CoolAJ86

Thursday, May 06, 2010


My question: how do you organize JavaScript code? How do you add OOP
features to JavaScript? How do you separate DOM-manipulation from
business logic in JavaScript?




Object Oriented, Event and Message Driven, Asynchronous Non-Blocking Programming

First, I recommend reading this article by google How to Think About OO [1]

I believe the reason that JavaScript code is less "intuitive" to organize is because, well, we've been trained to program in ways that are less intuitive. Like a Windows user switching to a *nix (Mac or Linux) - the simplicity and elegance of the paradigms of solutions can be hard to wrap your head around at first, even intimidating.

JavaScript provides a valuable learning opportunity. It thrusts a different (perhaps more elegant) paradigm on us - that of asynchronous (or event driven) programming as opposed to procedural programming (which we tell ourselves is object-oriented, but if you contrast any OO code you've written with the paradigm discussed in How to Think About OO, you may well find that you're not actually using your objects as objects).


Normally we want to write procedurally:
friends = Friends.getAll();
doStuff(friends);

In some other language, such as ruby or python, Friends.getAll() would likely be asynchronous blocking call to a database which should complete in some matter of fractions of a second. In past generations of programming we accepted this waste of processor time and such because it wasn't very noticeable and we have had the liberty of scaling out - buying more systems to make up for the loss of availability that we don't even realize we could have.

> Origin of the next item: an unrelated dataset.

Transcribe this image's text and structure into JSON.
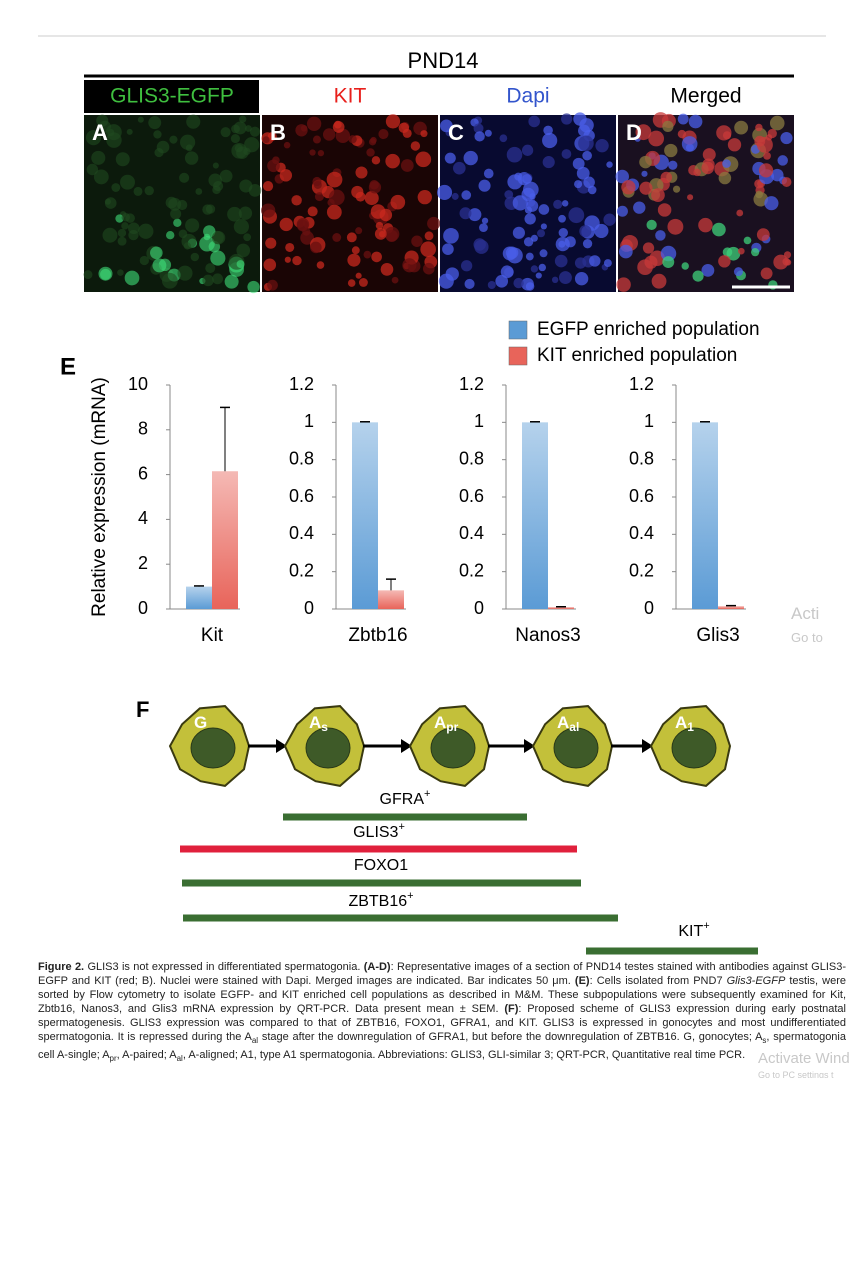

However, in JavaScript we don't have the luxury of procedural programming, nor of scaling up. We have to use the one machine that we have to the maximum value that we can. We don't use synchronous blocking calls because a call to a web service (such as Amazon with which you must perform several iterative queries to get the data you're looking for) could take several seconds - perhaps 10 or more - before you have the data you want.

jQuery comes along and makes AJAX and AJAJ (JSON) easy. But then, if you're like me, you find yourself in this tangled web of callbacks. It becomes less clear how to organize code.

So now you have something like this:
// Get all Friends <-- Note that you've lost the ability to create self-documenting code here
$.get('http://webservice.com/friends' + '?callback=?', function(){
    // do stuff <-- and here as well
    ...
})

The problem here is that there's more than one type of doStuff() that you might want to do with your friends. You don't want to make a call to the webservice each time so you might store friends in an html5 datastore or a friends variable in memory. You might choose to halt some execution of your program until you get friends back. But then you're synchronous blocking again!

How do you know when you've already gotten friends? How to you update friends reliably?
It would be nice if we could have a hybrid of the two (such as Ruby's Fibers) [2] such that calling an asynchronous function would pause execution of the current code (and thus allow other events to take place during the non-blocking wait) and then continue with the execution of the code.
friends = $.get('http://webservice.com/friends')

But that's just not possible in javascript as of today.


The solution I see is to treat each object as an application until itself, with it's own MVC and "pass messages" rather than "call functions" (something I've learned from ruby).

Scenario:
I have button in a facebook app which will display the 10 friends with the closest upcoming birthdays.
I'm allowed to cache the urls of pictures of friends as well as profile data for 24 hours.
I must initially get the data from facebook, but I cache it in an html5 data store.

Friends.send( { "message" : "with_birthdays", "conditions" : { "quantity" : "10" }, "present_as" : "#friends_with_birthdays")

or perhaps more practically:
Friends.extend({"presenter_class_name" : "Template", "message_map" : { "with_birthdays" : "friends_with_birthdays" } })
Friends.with_birthdays({"quantity":10})

This way the data lives with the object as described in How to think about OO [1]. The callbacks all take place within the Friends object and the Friends object will send a message to use the "#friends_with_birthdays" template on some hash object - probably with a timestamp as to when the message was received.

And perhaps by the time that the data is retrieved the user has chosen to view something else. The Presenter (template class) may have some logic to help it decide how to ignore stale messages or the Friends class may be able to be modified such that at each callback step it checks to see if the action has been cancelled. If it has, it doesn't send the message to the template class at all.


Do you find this to be helpful? I'd appreciate your feedback and ideas, as I'm still trying to figure this out for myself.